Northern Pulp alleges death threats in legal action against fishermen
Company says protesters blocking survey boats from working have threatened to 'hunt' and 'kill' subcontractors
Northern Pulp says protesters preventing survey boats from working have threatened to "hunt" and "kill" subcontractors trying to work on a proposed effluent pipe in the Northumberland Strait.
The details of the escalating conflict between the workers and area fishermen are described in court documents filed by Paper Excellence Canada on Tuesday.
The company is seeking an injunction against fishermen who have blocked its survey vessels, saying it must be allowed to safely finish the work that is on an urgent deadline.
The company alleges the final straw was on Nov. 19, when 25 boats chased a survey team to the pier and intentionally created dangerous waves, endangering the lives of the contracted employees.
The debate over the pipeline has divided people in the area.
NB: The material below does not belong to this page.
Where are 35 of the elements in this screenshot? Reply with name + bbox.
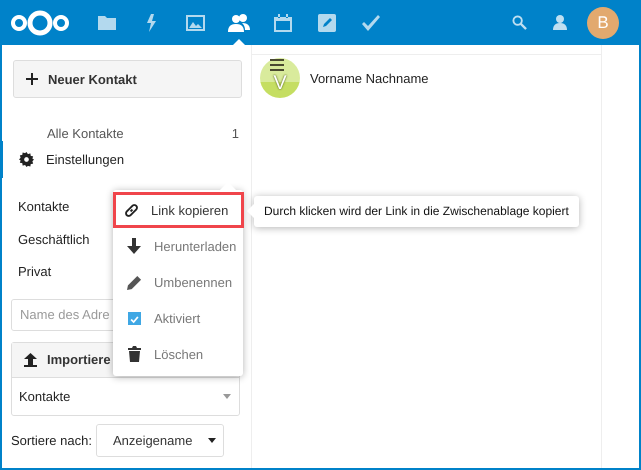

The mill near Pictou provides jobs for about 3,000 people. But there are concerns the pipeline will impact the lobster fishery, other seafood businesses and protected areas along the coast.
Fishermen have blocked surveying boats on several occasions as far back as April.
Court documents paint a picture of dangerous conditions on the water.
The first incident cited in the documents is April 11, when it's alleged CSR GeoSurvey employees ventured out on the SeaQuest, a six-metre fibreglass vessel.
A few hours into the job, a protest boat began circling the surveyors less than 30 metres away at a high speed, creating waves. The surveyors pulled back, but when the boat returned to the pier, it was followed by two other protest boats.
When surveys began again in the fall, the faceoff on the water continued with new alleged threats.
On Oct. 23, as the SeaQuest crew began working around the Caribou Channel, the company says a fishing boat arrived. One of the crew members is quoted in the documents as saying "20 boats were coming to kill" the survey staff.
As the SeaQuest retreated, it's alleged they were told again, "get going, they are going to f--king kill you."
The surveyors say they were followed back to the pier by three to four protest boats.
It was this incident that prompted the company to hire a larger boat, the 13-metre Speculator, to protect its surveying team.
The Speculator first ventured out on Nov. 16, a day when RCMP were called to intervene. The documents say the fishermen had formed a line of 10 to 14 vessels blocking the exit of Pictou Harbour.
The surveyors say they asked for safe passage over the radio, but were denied. They instead turned around, but they were blocked again by more than a dozen boats at the pier, which allegedly created waves that made the Speculator rock unsafely.
Two days later, the blockade moved onto land. It's alleged the protesters blocked the surveyors' vehicles from leaving the pier. In that case, the RCMP again intervened, and ordered the protesters to leave.
On Nov. 19, the court documents indicate events escalated significantly.
About eight protest boats were in the harbour when the surveyors left the pier in the morning.
One boat "steaming directly towards the Speculator" cut it off.
Meanwhile, about 14 other boats formed a line at the mouth of the harbour, preventing the survey team from leaving.
Then three or four boats surrounded the survey team. The court documents say they were so close their hulls nearly touched.
"The defendants dragged buoys and ropes off their sterns in an attempt to disable the Speculator," the documents read. "Approximately 25 of the defendant's vessels chased the Speculator back to Pier C."
7 fishermen named in court documents
Throughout this battle, the premier has asked the fishermen to end their protest.
Darryl Bowen, who is named in the documents, said Thursday morning he had been advised by his lawyer not to comment on the legal action.
He told the CBC on Wednesday he doesn't think an injunction will stop blockades.
"There's a lot of fishermen on this shore and unless it's an injunction against every fisherman in the Northumberland Strait, there will be somebody there blocking them if they come back," Bowen said.
The company says a court date is scheduled for Dec. 18.